湯本香樹実の小説を黒沢清監督が映画化した『岸辺の旅』(2015)は、“死んだまま”帰ってきた夫と、彼を待ちつづけた妻との、不思議な旅の物語。死者と生者という立場の違う二人の旅路は、当然のように、生と死の境界が曖昧な世界へとつながっていく。

彼らが訪ねる先には、生きている人もいれば、自分が死んだことを理解できないままの人もいる。やがて瑞希たちは、ある山奥の村で奇妙な夫婦と出会う。自分が死んだあと、妻の「薫」を連れ回す夫の「タカシ」。
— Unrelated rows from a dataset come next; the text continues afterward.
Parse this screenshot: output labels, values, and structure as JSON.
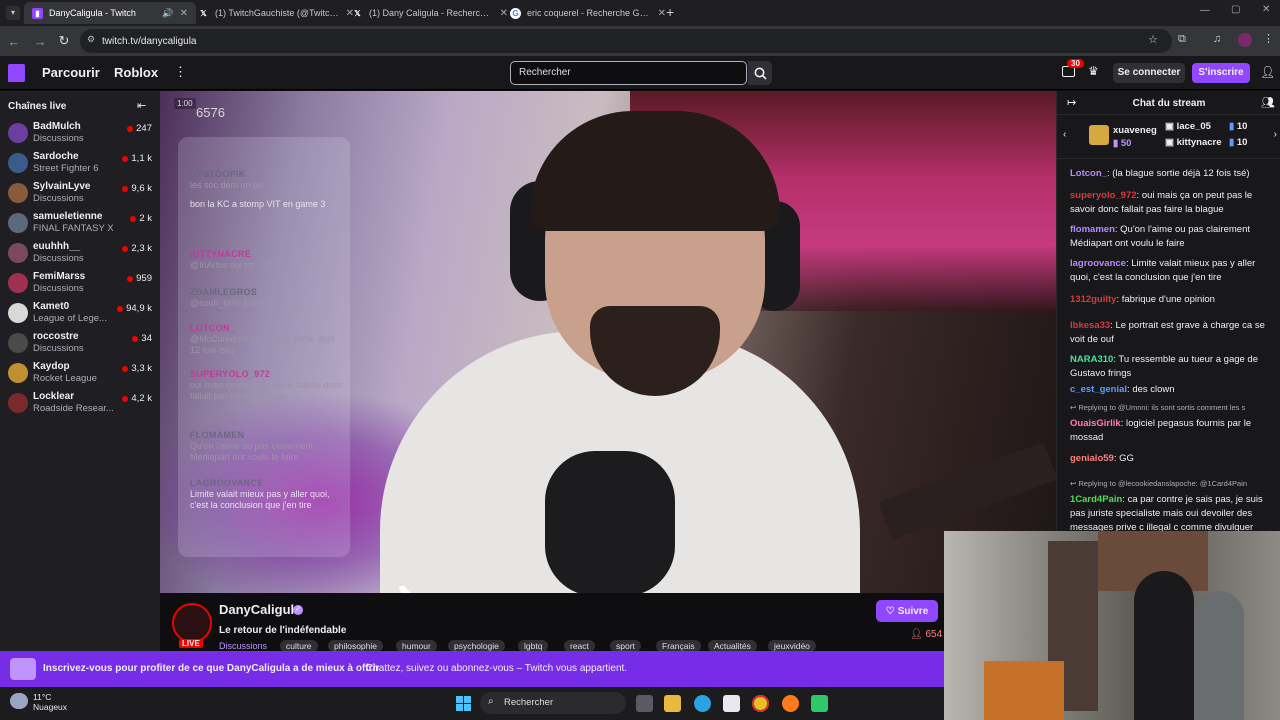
{
  "browser": {
    "tabs": [
      {
        "title": "DanyCaligula - Twitch",
        "active": true,
        "icon": "twitch-icon"
      },
      {
        "title": "(1) TwitchGauchiste (@TwitchG...",
        "active": false,
        "icon": "x-icon"
      },
      {
        "title": "(1) Dany Caligula - Recherche /...",
        "active": false,
        "icon": "x-icon"
      },
      {
        "title": "eric coquerel - Recherche Goog...",
        "active": false,
        "icon": "google-icon"
      }
    ],
    "url": "twitch.tv/danycaligula"
  },
  "topnav": {
    "browse": "Parcourir",
    "roblox": "Roblox",
    "search_placeholder": "Rechercher",
    "notif_count": "30",
    "login": "Se connecter",
    "signup": "S'inscrire"
  },
  "sidebar": {
    "title": "Chaînes live",
    "channels": [
      {
        "name": "BadMulch",
        "category": "Discussions",
        "viewers": "247",
        "color": "#6b3fa0"
      },
      {
        "name": "Sardoche",
        "category": "Street Fighter 6",
        "viewers": "1,1 k",
        "color": "#3a5c8a"
      },
      {
        "name": "SylvainLyve",
        "category": "Discussions",
        "viewers": "9,6 k",
        "color": "#8a5a3a"
      },
      {
        "name": "samueletienne",
        "category": "FINAL FANTASY X",
        "viewers": "2 k",
        "color": "#5a6a7a"
      },
      {
        "name": "euuhhh__",
        "category": "Discussions",
        "viewers": "2,3 k",
        "color": "#7a4a5a"
      },
      {
        "name": "FemiMarss",
        "category": "Discussions",
        "viewers": "959",
        "color": "#a03050"
      },
      {
        "name": "Kamet0",
        "category": "League of Lege...",
        "viewers": "94,9 k",
        "color": "#d8d8d8"
      },
      {
        "name": "roccostre",
        "category": "Discussions",
        "viewers": "34",
        "color": "#4a4a4a"
      },
      {
        "name": "Kaydop",
        "category": "Rocket League",
        "viewers": "3,3 k",
        "color": "#c09030"
      },
      {
        "name": "Locklear",
        "category": "Roadside Resear...",
        "viewers": "4,2 k",
        "color": "#7a2a2a"
      }
    ]
  },
  "video": {
    "timer": "1:00",
    "count": "6576",
    "overlay": [
      {
        "name": "DYSTOOPIK",
        "text": "les soc dem un pb"
      },
      {
        "name": "",
        "text": "bon la KC a stomp VIT en game 3"
      },
      {
        "name": "KITTYNACRE",
        "text": "@InArtus oui tqt c bon"
      },
      {
        "name": "ZDAMLEGROS",
        "text": "@souh_bhls 100%"
      },
      {
        "name": "LOTCON_",
        "text": "@McCuredent (la blague sortie déjà 12 fois tsé)"
      },
      {
        "name": "SUPERYOLO_972",
        "text": "oui mais ça on peut pas le savoir donc fallait pas faire la blague"
      },
      {
        "name": "FLOMAMEN",
        "text": "Qu'on l'aime ou pas clairement Médiapart ont voulu le faire"
      },
      {
        "name": "LAGROOVANCE",
        "text": "Limite valait mieux pas y aller quoi, c'est la conclusion que j'en tire"
      }
    ]
  },
  "info": {
    "live": "LIVE",
    "name": "DanyCaligula",
    "title": "Le retour de l'indéfendable",
    "category": "Discussions",
    "tags": [
      "culture",
      "philosophie",
      "humour",
      "psychologie",
      "lgbtq",
      "react",
      "sport",
      "Français",
      "Actualités",
      "jeuxvidéo"
    ],
    "follow": "Suivre",
    "viewers": "654"
  },
  "chat": {
    "title": "Chat du stream",
    "gifts": [
      {
        "name": "xuaveneg",
        "count": "50"
      },
      {
        "name": "lace_05",
        "count": "10"
      },
      {
        "name": "kittynacre",
        "count": "10"
      }
    ],
    "messages": [
      {
        "user": "Lotcon_",
        "color": "#b38bff",
        "text": "(la blague sortie déjà 12 fois tsé)"
      },
      {
        "user": "superyolo_972",
        "color": "#d43c3c",
        "text": "oui mais ça on peut pas le savoir donc fallait pas faire la blague"
      },
      {
        "user": "flomamen",
        "color": "#b38bff",
        "text": "Qu'on l'aime ou pas clairement Médiapart ont voulu le faire"
      },
      {
        "user": "lagroovance",
        "color": "#b38bff",
        "text": "Limite valait mieux pas y aller quoi, c'est la conclusion que j'en tire"
      },
      {
        "user": "1312guilty",
        "color": "#d43c3c",
        "text": "fabrique d'une opinion"
      },
      {
        "user": "lbkesa33",
        "color": "#d43c3c",
        "text": "Le portrait est grave à charge ca se voit de ouf"
      },
      {
        "user": "NARA310",
        "color": "#4ce0a0",
        "text": "Tu ressemble au tueur a gage de Gustavo frings"
      },
      {
        "user": "c_est_genial",
        "color": "#5c9cff",
        "text": "des clown"
      },
      {
        "user": "OuaisGirlik",
        "color": "#ff7eb0",
        "text": "logiciel pegasus fournis par le mossad",
        "reply": "Replying to @Umnni: ils sont sortis comment les s"
      },
      {
        "user": "genialo59",
        "color": "#ff7e7e",
        "text": "GG"
      },
      {
        "user": "1Card4Pain",
        "color": "#4ce04c",
        "text": "ca par contre je sais pas, je suis pas juriste specialiste mais oui devoiler des messages prive c illegal c comme divulguer",
        "reply": "Replying to @lecookiedanslapoche: @1Card4Pain"
      }
    ]
  },
  "banner": {
    "text": "Inscrivez-vous pour profiter de ce que DanyCaligula a de mieux à offrir",
    "text2": "Chattez, suivez ou abonnez-vous – Twitch vous appartient."
  },
  "taskbar": {
    "temp": "11°C",
    "weather": "Nuageux",
    "search": "Rechercher"
  },
  "colors": {
    "twitch_purple": "#9147ff",
    "live_red": "#eb0400"
  }
}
それは優介と瑞希の関係に似ているが、タカシはすでに正常さを失い、薫を自分と同じ死の世界へ引きずり込もうとしていた。

見かねた優介は二人を引き離そうとするが、薫は「これ以上誰にも迷惑かけませんから。あと少しだけ、このままにしておいてください」と必死で頼み込む。心打たれた瑞希は、「このままにしておいてあげよう」と優介を説得し、それでも渋る彼にこう言い放つ。〈区切りなんて、つけないほうが楽なことだってあるよ〉

それは、自分たち夫婦に向けた言葉でもある。優介がすでに死んでいること、いつか彼が自分とは別の世界に行かなければいけないことはわかっている。だけど今の彼は自分のそばにいて、笑い合い、触れ合うこともできる。彼の姿も、声も、生きていたときと変わらない。それどころか、生きていたときより穏やかで優しくなった気がする。それなら、ずっと今のままでいたいと思って当然だ。せめてあともう少しだけ。本当の終わりが来るまで、曖昧な状態のままでいいから、一緒にいたい。それが瑞希の願いだ。
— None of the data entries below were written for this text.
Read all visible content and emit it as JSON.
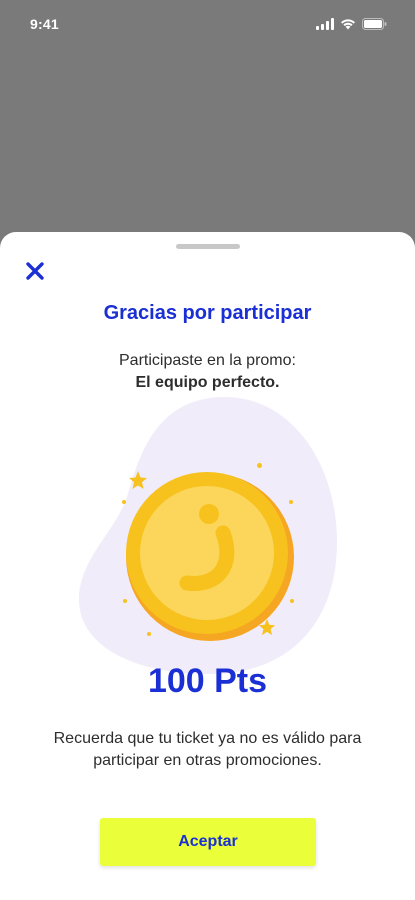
{
  "status_bar": {
    "time": "9:41",
    "icons": [
      "cellular-signal-icon",
      "wifi-icon",
      "battery-icon"
    ]
  },
  "modal": {
    "close_icon": "close-icon",
    "title": "Gracias por participar",
    "subtitle_line1": "Participaste en la promo:",
    "promo_name": "El equipo perfecto.",
    "coin_icon": "coin-icon",
    "points": "100 Pts",
    "notice": "Recuerda que tu ticket ya no es válido para participar en otras promociones.",
    "accept_label": "Aceptar"
  },
  "colors": {
    "overlay": "#7a7a7a",
    "brand_blue": "#1a2fd4",
    "button_yellow": "#eaff3a",
    "blob_lavender": "#f1ecfa",
    "coin_gold": "#f7c21e",
    "coin_inner": "#fbd65a"
  }
}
現代社会を生きるうえで、私たちは、前向きに生きることこそが正しいと信じて疑わない。大きな別れを体験したとき、大切な誰かを失ったとき、「いつまでも悲しんでいないで、早く前に進まなきゃ」という慰めの言葉を経験した人は多いはず。過去に囚われるのはよくないこと。だから悲しい気持ちに〈区切り〉をつけて、これからは前向きに生きよう。それは確かに正しい助言だ。だけど人の気持ちは曖昧で複雑なもの。過去を忘れて前に進むことだけが正しいとは限らない。たとえ後ろ向きに見えようと、失ったものとの思い出に延々と浸りつづける、そんな時間が必要な人もいる。
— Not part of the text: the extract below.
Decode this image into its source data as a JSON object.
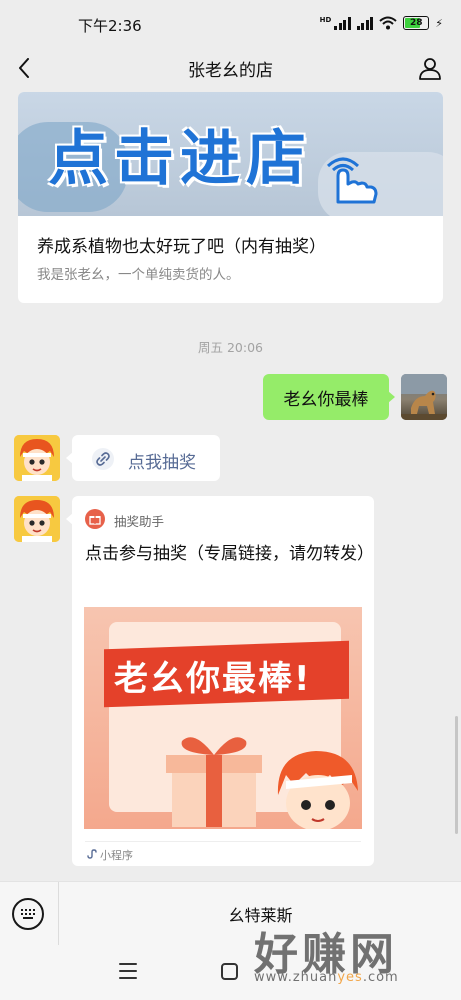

瑞希と優介の旅にも、やがては終わりが来るだろう。でもその瞬間が訪れるまで、二人は、生と死の境目も、過去と未来の区別もない、あやふやな時間のなかを彷徨い歩く。どこにも〈区切り〉などない、永遠のように続く旅。そうして旅の最後、二人は自分たちだけの愛のかたちを発見する。

月永理絵

編集者・ライター

月永理絵

1982年生まれ。個人冊子『映画酒場』発行人、映画と酒の小雑誌『映画横丁』編集人。書籍や映画パンフレットの編集のほか、『朝日新聞』 『メトロポリターナ』ほかにて映画評やコラムを連載中。